The second engine on a light twin is good for taking you all the way to the crash site.
Maybe GenZ and Milennials can only think in 2D, thanks to the display screens on their ‘wonderful instruments’.
I know exactly where that is, my law firm has an office several hundred feet away from where that photo was taken. The airport is in the north east quadrant of the intersection of Glades Rd. and I-95 and planes approaching from the SW are right over Glades an 95 as they make a normal approach the runway. The spaghetti trace of the flight path suggests a real directional control crisis. Unfortunately there is a lot of development near the airport, offices, restaurants the FIU campus, I-95 on the west.
Living in FL for 2 decades gave me a lot of experience in reading about general aviation accidents - because there is a lot of aviation activity in that state. Generally good weather, no terrain complications, people with money to blow on planes/boats/fast cars but lacking in skill to operate them. You see it all there. And it generally boils down to arrogance. People are over confident in their skills (”I’m great surgeon/dentist/lawyer ergo I must be able to fly this plane! I fly a lot in VFR conditions, how hard could it be to fly in those clouds?”) and it ends up killing them. This could be a mechanic’s error, it could be a mechanical failure, or design failure, it could be pilot error in the presence of other factors or all by itself. There will be a thorough NTSB investigation and the results will help others in the future avoid this kind of catastrophe.
Prayers for those lost/injured in this accident.

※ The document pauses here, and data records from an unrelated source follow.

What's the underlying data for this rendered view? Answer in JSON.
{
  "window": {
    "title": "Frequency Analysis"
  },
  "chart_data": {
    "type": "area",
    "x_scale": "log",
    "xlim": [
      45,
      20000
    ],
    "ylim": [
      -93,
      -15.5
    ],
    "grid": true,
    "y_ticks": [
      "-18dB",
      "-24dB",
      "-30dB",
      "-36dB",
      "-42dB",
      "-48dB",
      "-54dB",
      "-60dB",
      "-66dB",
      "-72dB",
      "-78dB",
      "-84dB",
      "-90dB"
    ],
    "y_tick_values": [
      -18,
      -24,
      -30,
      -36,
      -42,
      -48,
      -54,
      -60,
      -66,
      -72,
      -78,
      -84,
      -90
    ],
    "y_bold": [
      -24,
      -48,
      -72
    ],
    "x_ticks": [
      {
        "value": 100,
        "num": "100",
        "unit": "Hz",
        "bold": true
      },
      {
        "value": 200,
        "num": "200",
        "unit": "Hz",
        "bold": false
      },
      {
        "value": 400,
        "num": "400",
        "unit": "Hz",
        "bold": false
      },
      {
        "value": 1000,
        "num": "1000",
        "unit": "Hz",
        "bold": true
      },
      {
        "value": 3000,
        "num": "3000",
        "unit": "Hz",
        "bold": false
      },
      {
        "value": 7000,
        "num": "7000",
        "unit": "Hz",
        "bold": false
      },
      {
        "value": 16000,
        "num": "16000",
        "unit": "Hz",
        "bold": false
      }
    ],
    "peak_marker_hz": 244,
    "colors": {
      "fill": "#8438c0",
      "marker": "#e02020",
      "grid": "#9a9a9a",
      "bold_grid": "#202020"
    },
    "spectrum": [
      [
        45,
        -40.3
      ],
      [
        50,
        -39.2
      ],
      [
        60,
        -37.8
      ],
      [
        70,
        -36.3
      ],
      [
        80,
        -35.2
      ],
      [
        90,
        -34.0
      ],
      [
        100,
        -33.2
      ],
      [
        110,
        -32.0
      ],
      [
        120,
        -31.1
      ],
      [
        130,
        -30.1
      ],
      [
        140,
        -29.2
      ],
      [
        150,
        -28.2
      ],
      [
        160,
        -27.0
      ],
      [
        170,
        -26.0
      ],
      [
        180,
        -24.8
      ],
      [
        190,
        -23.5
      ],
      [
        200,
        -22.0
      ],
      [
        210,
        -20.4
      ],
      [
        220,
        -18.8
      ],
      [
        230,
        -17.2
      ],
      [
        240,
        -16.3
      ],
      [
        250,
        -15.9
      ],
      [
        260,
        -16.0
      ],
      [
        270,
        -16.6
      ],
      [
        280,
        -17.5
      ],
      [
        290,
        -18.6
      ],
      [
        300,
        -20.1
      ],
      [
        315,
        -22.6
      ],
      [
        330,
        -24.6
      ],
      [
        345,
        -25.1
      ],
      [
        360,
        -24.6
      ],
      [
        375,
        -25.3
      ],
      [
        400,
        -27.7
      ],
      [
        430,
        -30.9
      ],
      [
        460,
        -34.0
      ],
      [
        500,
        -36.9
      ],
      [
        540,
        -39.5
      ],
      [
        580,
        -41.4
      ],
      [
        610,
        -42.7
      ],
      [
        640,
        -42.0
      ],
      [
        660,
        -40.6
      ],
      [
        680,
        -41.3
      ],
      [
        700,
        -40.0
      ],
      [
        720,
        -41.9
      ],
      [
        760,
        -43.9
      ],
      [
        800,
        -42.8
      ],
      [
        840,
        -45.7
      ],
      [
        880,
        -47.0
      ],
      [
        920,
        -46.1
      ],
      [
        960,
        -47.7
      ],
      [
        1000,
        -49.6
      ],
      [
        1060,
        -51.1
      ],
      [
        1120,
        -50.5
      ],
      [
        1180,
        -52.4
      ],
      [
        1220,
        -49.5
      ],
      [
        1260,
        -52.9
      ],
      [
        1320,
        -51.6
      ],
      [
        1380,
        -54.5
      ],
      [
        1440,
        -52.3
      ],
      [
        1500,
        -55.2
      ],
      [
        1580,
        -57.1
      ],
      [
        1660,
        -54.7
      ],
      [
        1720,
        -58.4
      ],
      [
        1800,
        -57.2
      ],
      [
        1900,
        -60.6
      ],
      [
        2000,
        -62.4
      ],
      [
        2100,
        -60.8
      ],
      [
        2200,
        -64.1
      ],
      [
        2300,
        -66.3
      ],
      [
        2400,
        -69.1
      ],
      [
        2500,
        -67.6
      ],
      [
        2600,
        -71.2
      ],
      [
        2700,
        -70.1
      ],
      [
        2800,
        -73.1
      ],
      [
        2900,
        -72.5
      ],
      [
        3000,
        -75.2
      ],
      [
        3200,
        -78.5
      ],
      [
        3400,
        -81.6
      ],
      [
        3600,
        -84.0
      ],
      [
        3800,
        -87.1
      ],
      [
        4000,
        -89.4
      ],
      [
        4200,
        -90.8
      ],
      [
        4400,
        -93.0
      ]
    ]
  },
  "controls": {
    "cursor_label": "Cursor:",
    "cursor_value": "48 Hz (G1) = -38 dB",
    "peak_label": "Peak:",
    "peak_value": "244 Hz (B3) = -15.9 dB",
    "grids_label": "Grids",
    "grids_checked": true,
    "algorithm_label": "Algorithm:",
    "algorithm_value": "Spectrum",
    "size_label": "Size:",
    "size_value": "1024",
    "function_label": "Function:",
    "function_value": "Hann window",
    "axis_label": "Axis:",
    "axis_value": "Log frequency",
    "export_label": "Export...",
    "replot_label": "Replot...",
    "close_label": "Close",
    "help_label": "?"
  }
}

They are already blaming him...
Yup, I was thinking along the same lines.
But you would need more experience to land such a crippled plane than the average private pilot might have.
Probably depend on how far over rudder is stuck.
I had an air charter pilot brag about running every ground operation on one engine. One day the tower requested he perform an expedited takeoff. He did, and darn near rolled over in a stall. He got started and up to full power just after rotation.
He stopped doing that.
I've seen planes land with pilot tube covers still on the tube inlets. How and why would you take-off without airspeed indication?